The practical effect of this trend, of course, is the continued purge of Southern and American history and heroes.  If the principle at work is that anyone in American history who held different views on race relations from those now held in 2019 by Woke Twitter and the mainstream press (but I repeat myself) is beyond the pale – and who can doubt but that is, in fact, the principle at work in these cases – then any American alive prior to 1990 is subject to un-personing by the Left.  This includes not only icky Southern segregationist senators and dead Confederate politicians and soldiers, but also every single “respectable,” “mainstream” American personage of note from George Washington forward, including St. Abraham the Great (Emancipator) himself, who held, shall we say, highly unfashionable racial views.  The result is a complete scrubbing of American history, a whitewashing the likes of which no advanced nation ever has experienced previously, save perhaps Tsarist Russia in the wake of the October Revolution.

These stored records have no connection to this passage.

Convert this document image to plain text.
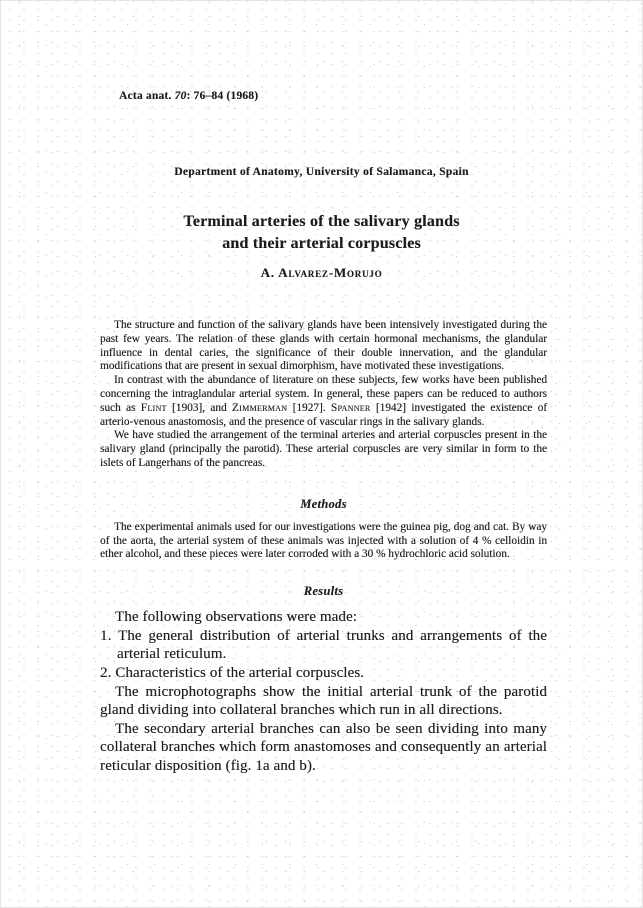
Acta anat. 70: 76–84 (1968)
Department of Anatomy, University of Salamanca, Spain
Terminal arteries of the salivary glands
and their arterial corpuscles
A. Alvarez-Morujo

The structure and function of the salivary glands have been intensively investigated during the past few years. The relation of these glands with certain hormonal mechanisms, the glandular influence in dental caries, the significance of their double innervation, and the glandular modifications that are present in sexual dimorphism, have motivated these investigations.

In contrast with the abundance of literature on these subjects, few works have been published concerning the intraglandular arterial system. In general, these papers can be reduced to authors such as Flint [1903], and Zimmerman [1927]. Spanner [1942] investigated the existence of arterio-venous anastomosis, and the presence of vascular rings in the salivary glands.

We have studied the arrangement of the terminal arteries and arterial corpuscles present in the salivary gland (principally the parotid). These arterial corpuscles are very similar in form to the islets of Langerhans of the pancreas.

Methods

The experimental animals used for our investigations were the guinea pig, dog and cat. By way of the aorta, the arterial system of these animals was injected with a solution of 4 % celloidin in ether alcohol, and these pieces were later corroded with a 30 % hydrochloric acid solution.

Results

The following observations were made:

1. The general distribution of arterial trunks and arrangements of the arterial reticulum.

2. Characteristics of the arterial corpuscles.

The microphotographs show the initial arterial trunk of the parotid gland dividing into collateral branches which run in all directions.

The secondary arterial branches can also be seen dividing into many collateral branches which form anastomoses and consequently an arterial reticular disposition (fig. 1a and b).
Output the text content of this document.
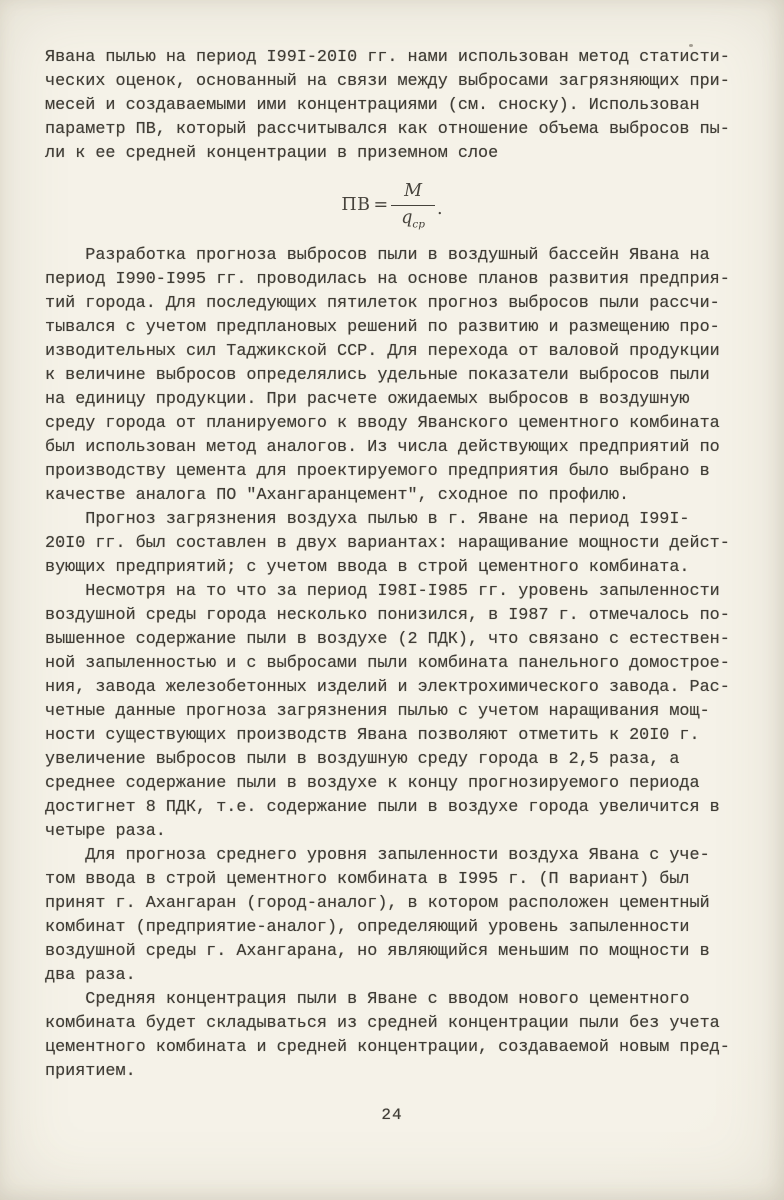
Явана пылью на период I99I-20I0 гг. нами использован метод статисти-
ческих оценок, основанный на связи между выбросами загрязняющих при-
месей и создаваемыми ими концентрациями (см. сноску). Использован
параметр ПВ, который рассчитывался как отношение объема выбросов пы-
ли к ее средней концентрации в приземном слое
ПВ = $\frac{M}{q_{ср}}$ .
Разработка прогноза выбросов пыли в воздушный бассейн Явана на
период I990-I995 гг. проводилась на основе планов развития предприя-
тий города. Для последующих пятилеток прогноз выбросов пыли рассчи-
тывался с учетом предплановых решений по развитию и размещению про-
изводительных сил Таджикской ССР. Для перехода от валовой продукции
к величине выбросов определялись удельные показатели выбросов пыли
на единицу продукции. При расчете ожидаемых выбросов в воздушную
среду города от планируемого к вводу Яванского цементного комбината
был использован метод аналогов. Из числа действующих предприятий по
производству цемента для проектируемого предприятия было выбрано в
качестве аналога ПО "Ахангаранцемент", сходное по профилю.
Прогноз загрязнения воздуха пылью в г. Яване на период I99I-
20I0 гг. был составлен в двух вариантах: наращивание мощности дейст-
вующих предприятий; с учетом ввода в строй цементного комбината.
Несмотря на то что за период I98I-I985 гг. уровень запыленности
воздушной среды города несколько понизился, в I987 г. отмечалось по-
вышенное содержание пыли в воздухе (2 ПДК), что связано с естествен-
ной запыленностью и с выбросами пыли комбината панельного домострое-
ния, завода железобетонных изделий и электрохимического завода. Рас-
четные данные прогноза загрязнения пылью с учетом наращивания мощ-
ности существующих производств Явана позволяют отметить к 20I0 г.
увеличение выбросов пыли в воздушную среду города в 2,5 раза, а
среднее содержание пыли в воздухе к концу прогнозируемого периода
достигнет 8 ПДК, т.е. содержание пыли в воздухе города увеличится в
четыре раза.
Для прогноза среднего уровня запыленности воздуха Явана с уче-
том ввода в строй цементного комбината в I995 г. (П вариант) был
принят г. Ахангаран (город-аналог), в котором расположен цементный
комбинат (предприятие-аналог), определяющий уровень запыленности
воздушной среды г. Ахангарана, но являющийся меньшим по мощности в
два раза.
Средняя концентрация пыли в Яване с вводом нового цементного
комбината будет складываться из средней концентрации пыли без учета
цементного комбината и средней концентрации, создаваемой новым пред-
приятием.
24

And this is precisely the point.  As Czech Soviet dissident author Milan Kundera has written from personal experience, “[t]he first step in liquidating a people is to erase its memory.  Destroy its books, its culture, its history.  Then have somebody write new books, manufacture a new culture, invent a new history.  Before long the nation will begin to forget what it is and what it was.  The world around it will forget even faster.”  This very process has been ongoing, by various means and methods, for decades in the American South.  It appears the cancer has metastasized to the point of including the forty-five year old professional relationships with senatorial Badthinkers of a former Vice President and current frontrunner for the presidential nomination of one of the two major American political parties.  Say it ain’t so, Joe!


Houston Middleton

Houston Middleton practices law in Lake Charles, Louisiana, where he lives with his wife and three young children. A native of Mobile, Alabama, Houston received his bachelor’s degrees in 2006 from Louisiana State University and his law degree in 2009 from Emory University. Together with one of his heroes, the great early 20th century English Catholic critic of modernity G.K. Chesterton, Houston believes that in our time “America and the whole world is crying out for the spirit of the Old South.”